-One World Brewing is planning to open on Haywood Road in West Asheville, across from Zia Taqueria. The plan is for a tap room with full bar and live music nightly on top, off Haywood, and a 10 bbl brewhouse underneath on Allen Street. There will be a top floor balcony overlooking a large outdoor area, which will have its own stage as well. Look for them to be open by October or November. One World Brewing opened in 2014 in downtown Asheville. Haywood Road is red hot with new restaurants, bars, a bodega and more in development.
-Speaking of beer, Sweeten Creek Brewing is expanding its brew house to a 10-barrel brewing system and transitioning its current one-barrel unit to a pilot system, according to a press release. Owners Erica and Joey Justice say they’re looking forward to being better able to keep up with high demand for their quality beers.
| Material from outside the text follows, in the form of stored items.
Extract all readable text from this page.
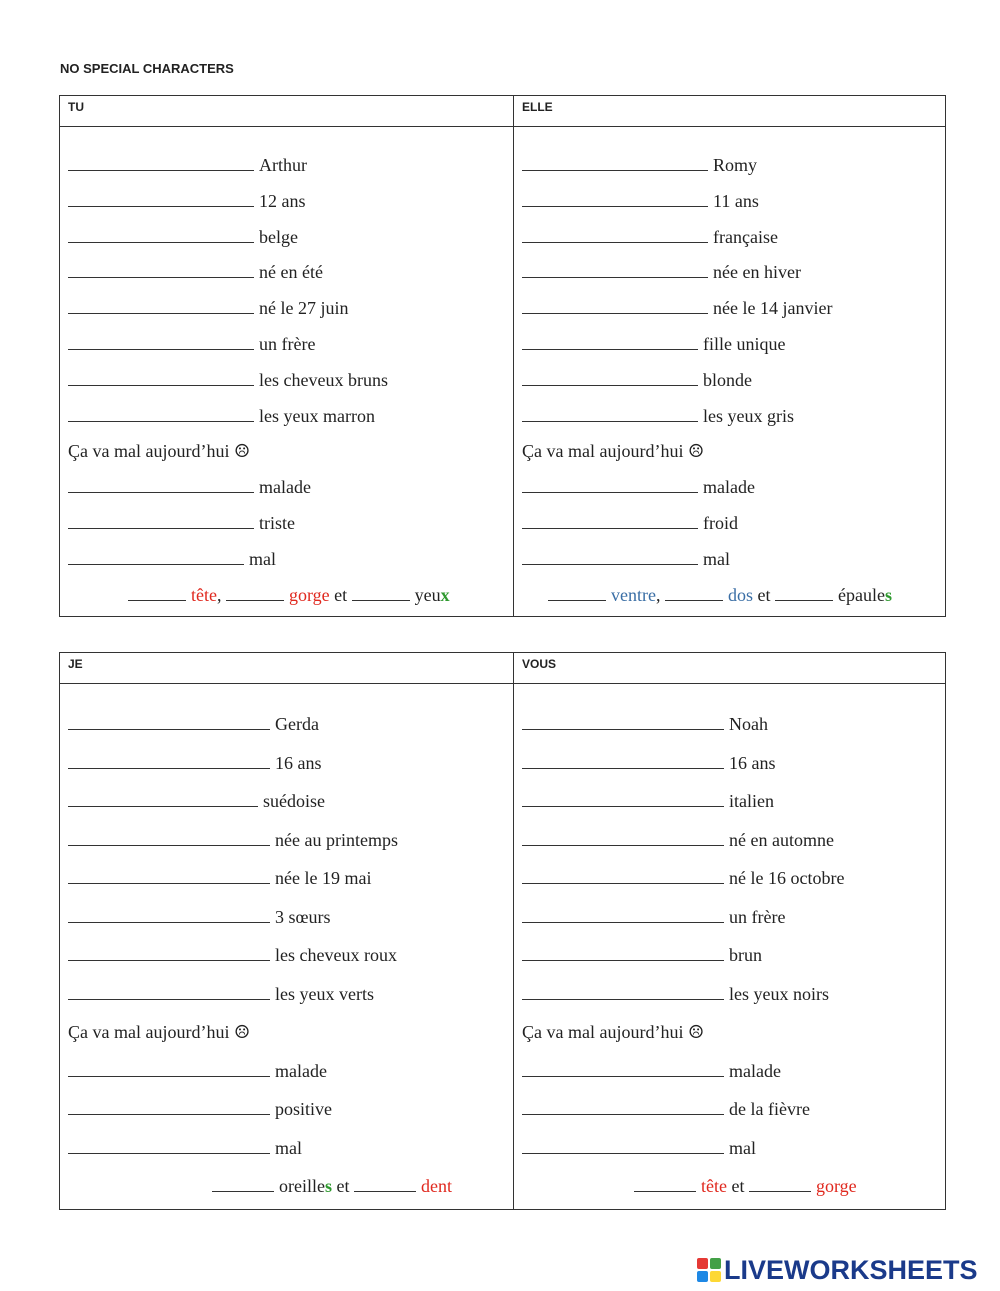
NO SPECIAL CHARACTERS
TU	ELLE
Arthur
12 ans
belge
né en été
né le 27 juin
un frère
les cheveux bruns
les yeux marron
Ça va mal aujourd’hui ☹
malade
triste
mal
tête,	gorge et	yeux
Romy
11 ans
française
née en hiver
née le 14 janvier
fille unique
blonde
les yeux gris
Ça va mal aujourd’hui ☹
malade
froid
mal
ventre,	dos et	épaules
JE	VOUS
Gerda
16 ans
suédoise
née au printemps
née le 19 mai
3 sœurs
les cheveux roux
les yeux verts
Ça va mal aujourd’hui ☹
malade
positive
mal
oreilles et	dent
Noah
16 ans
italien
né en automne
né le 16 octobre
un frère
brun
les yeux noirs
Ça va mal aujourd’hui ☹
malade
de la fièvre
mal
tête et	gorge
LIVEWORKSHEETS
-Still more local beer news here with Riverbend Malt House and The Biltmore Company announcing a craft beer and malt collaboration under which Biltmore will provide Biltmore Estate grown grain for Riverbend to malt as a primary ingredient in Biltmore’s “Cedric’s” line of craft beers, according to a press release. More:
Biltmore planted 10 acres of two- and six-row barley last fall on the estate as a pilot research project and independent testing has now confirmed that high quality malting grain can be grown. Earlier this year, Biltmore’s Cedric’s Pale Ale and Cedric’s Brown Ale craft beers were reintroduced featuring craft malt produced by Riverbend Malt House.
“We are thrilled to have Riverbend’s malt being used by the prestigious Biltmore Company and we look forward to malting Biltmore grown grain,” stated Brent Manning, Riverbend Founder/Head Maltster. “A key element of Riverbend’s mission is to work with local farmers, and we can’t get much more local than the Biltmore Estate.”
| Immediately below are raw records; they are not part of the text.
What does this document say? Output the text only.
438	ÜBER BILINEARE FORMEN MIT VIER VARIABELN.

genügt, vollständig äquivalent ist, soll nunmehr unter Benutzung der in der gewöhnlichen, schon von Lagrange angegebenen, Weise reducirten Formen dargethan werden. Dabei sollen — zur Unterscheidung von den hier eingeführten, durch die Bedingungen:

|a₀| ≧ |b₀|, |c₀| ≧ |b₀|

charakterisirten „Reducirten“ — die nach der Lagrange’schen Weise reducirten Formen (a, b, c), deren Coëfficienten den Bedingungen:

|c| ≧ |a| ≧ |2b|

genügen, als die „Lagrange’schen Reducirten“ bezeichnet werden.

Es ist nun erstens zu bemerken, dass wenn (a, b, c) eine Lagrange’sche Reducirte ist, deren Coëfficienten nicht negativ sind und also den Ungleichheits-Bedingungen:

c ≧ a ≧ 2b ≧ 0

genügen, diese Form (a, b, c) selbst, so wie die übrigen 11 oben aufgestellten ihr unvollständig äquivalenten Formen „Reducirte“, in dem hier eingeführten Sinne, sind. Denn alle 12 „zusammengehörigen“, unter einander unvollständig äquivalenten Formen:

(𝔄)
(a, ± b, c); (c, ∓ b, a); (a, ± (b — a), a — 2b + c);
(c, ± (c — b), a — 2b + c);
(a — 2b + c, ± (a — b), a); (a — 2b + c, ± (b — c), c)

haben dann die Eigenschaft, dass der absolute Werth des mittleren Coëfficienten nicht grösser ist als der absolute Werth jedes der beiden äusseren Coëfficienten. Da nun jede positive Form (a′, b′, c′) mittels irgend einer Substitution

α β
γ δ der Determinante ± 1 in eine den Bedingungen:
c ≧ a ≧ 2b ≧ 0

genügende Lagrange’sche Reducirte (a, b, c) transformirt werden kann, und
-Here’s the crowdfunding campaign for the Asheville band Travers Brothership. Band members were in a motor vehicle wreck recently, which injured one member and ruined their van and equipment.
-Reporter Emily Patrick is the fifth Asheville Citizen-Times newsroom employee to depart the newspaper in recent weeks, following reporters Abby Margulis, Beth Walton and Julie Ball, as well as photographer Maddy Jones. Longtime sports reporter Andrew Pearson also recently departed. (No, these are not layoffs.)
In an interview Wednesday on Ashevillle FM’s Slumber Party show (103.3 FM) with hosts Jake Frankel, Michele Scheve and Ali McGhee, Patrick said she was leaving to pursue a flower farming business in Madison County, and to work on a building project in Marshall with her fiance, potter Josh Copus. (A year ago, Copus and a group of partners bought the old Madison County jail building for just under $100,000 with the intent to renovate it. Copus is founder of Clayspace Co-Op ini the Asheville River Arts District.) Patrick said she would use her background as a journalist to document the history of the building for a project called Old Marshall Jail.